Hello, Survivor fans! If you’re like me, you’ve been waiting anxiously for this new Survivor season. And by “like me” I mean “living in a toss-up state where it seems all you see are campaign ads.” I think the presidential election would be much better for everyone if McCain and Obama had to spend the fall in Gabon, or any other Survivor locale, and compete for votes through Survivor challenges. And Biden and Palin! I mean, she can gut a moose, she’d probably win the whole thing, she’d be snacking on wildebeest by week two or something.
Anyway, this is now Survivor’s 17th season, starring the African nation of Gabon. Gabon, according to Wikipedia, is a small and prosperous nation in west central Africa. The French ruled it for a while, but the people finally said “non” and elected their own peeps as leaders. There are nine provinces, five of which have the word “Ogooue” in their names. The climate is equatorial, with rainforests covering 85 percent of the land.
So there, don’t say reality tv can’t be educational!
Our Survivors have been dropped in Africa in their street clothes, and we see them walking across the savannah, guided by tribesmen. Some of them are in bow ties and dresses, and they do look like they were literally snatched off the street, because I don’t know why anyone by this point believes they’ll have a chance to put on more practical clothes before being dropped in their wild location. I don’t know what they do before being put out in the wild, but I would be wearing those zip-off pants/shorts things and several layers of other clothes from the second after I got off the plane.
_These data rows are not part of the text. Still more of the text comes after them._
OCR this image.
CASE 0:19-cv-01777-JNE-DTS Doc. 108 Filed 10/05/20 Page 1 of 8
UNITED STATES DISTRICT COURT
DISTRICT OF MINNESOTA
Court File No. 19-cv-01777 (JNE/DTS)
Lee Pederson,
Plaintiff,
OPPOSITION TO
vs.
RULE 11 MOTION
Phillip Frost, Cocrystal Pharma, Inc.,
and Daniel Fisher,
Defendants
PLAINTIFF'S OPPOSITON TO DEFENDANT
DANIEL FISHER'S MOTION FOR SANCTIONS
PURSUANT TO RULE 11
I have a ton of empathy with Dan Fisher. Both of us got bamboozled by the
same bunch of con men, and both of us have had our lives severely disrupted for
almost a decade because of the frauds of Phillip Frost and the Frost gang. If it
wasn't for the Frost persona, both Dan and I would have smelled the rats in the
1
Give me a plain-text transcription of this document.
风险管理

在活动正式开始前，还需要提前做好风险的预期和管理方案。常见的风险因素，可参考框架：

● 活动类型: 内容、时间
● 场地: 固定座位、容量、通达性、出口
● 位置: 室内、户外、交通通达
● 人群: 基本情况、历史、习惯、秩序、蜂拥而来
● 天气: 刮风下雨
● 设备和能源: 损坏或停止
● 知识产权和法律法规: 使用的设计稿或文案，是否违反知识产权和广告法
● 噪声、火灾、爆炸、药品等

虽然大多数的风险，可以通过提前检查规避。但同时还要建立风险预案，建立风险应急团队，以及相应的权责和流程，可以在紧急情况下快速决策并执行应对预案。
At any rate, Jeff greets them, asking them to introduce themselves, so they all announce their names and what they do for a living. We’ll catch up on that in just a minute. Jeff says the tradition in Gabon is for the elders to be the leaders, so the two oldest Survivors are going to start out picking tribes.
That is Bob and Gillian, and here’s your team roster:
Gillian’s tribe, Fang, wearing red buffs:
Gillian: 61, she’s a retired nurse from California, although she was born and raised in South Africa, which explains the accent. She’s traveled through 46 countries and most states, can rappel, and applied for Survivor 15 times before being chosen. She got a tattoo on her 60th birthday. Sadly, as you will see, Gillian on paper and Gillian in person are … a bit different.
Crystal: 29, from North Carolina, she won a gold medal in the 2004 Olympics for a track relay. She also has no plans to tell the others she’s an Olympian. She’s also a teacher and high school track coach.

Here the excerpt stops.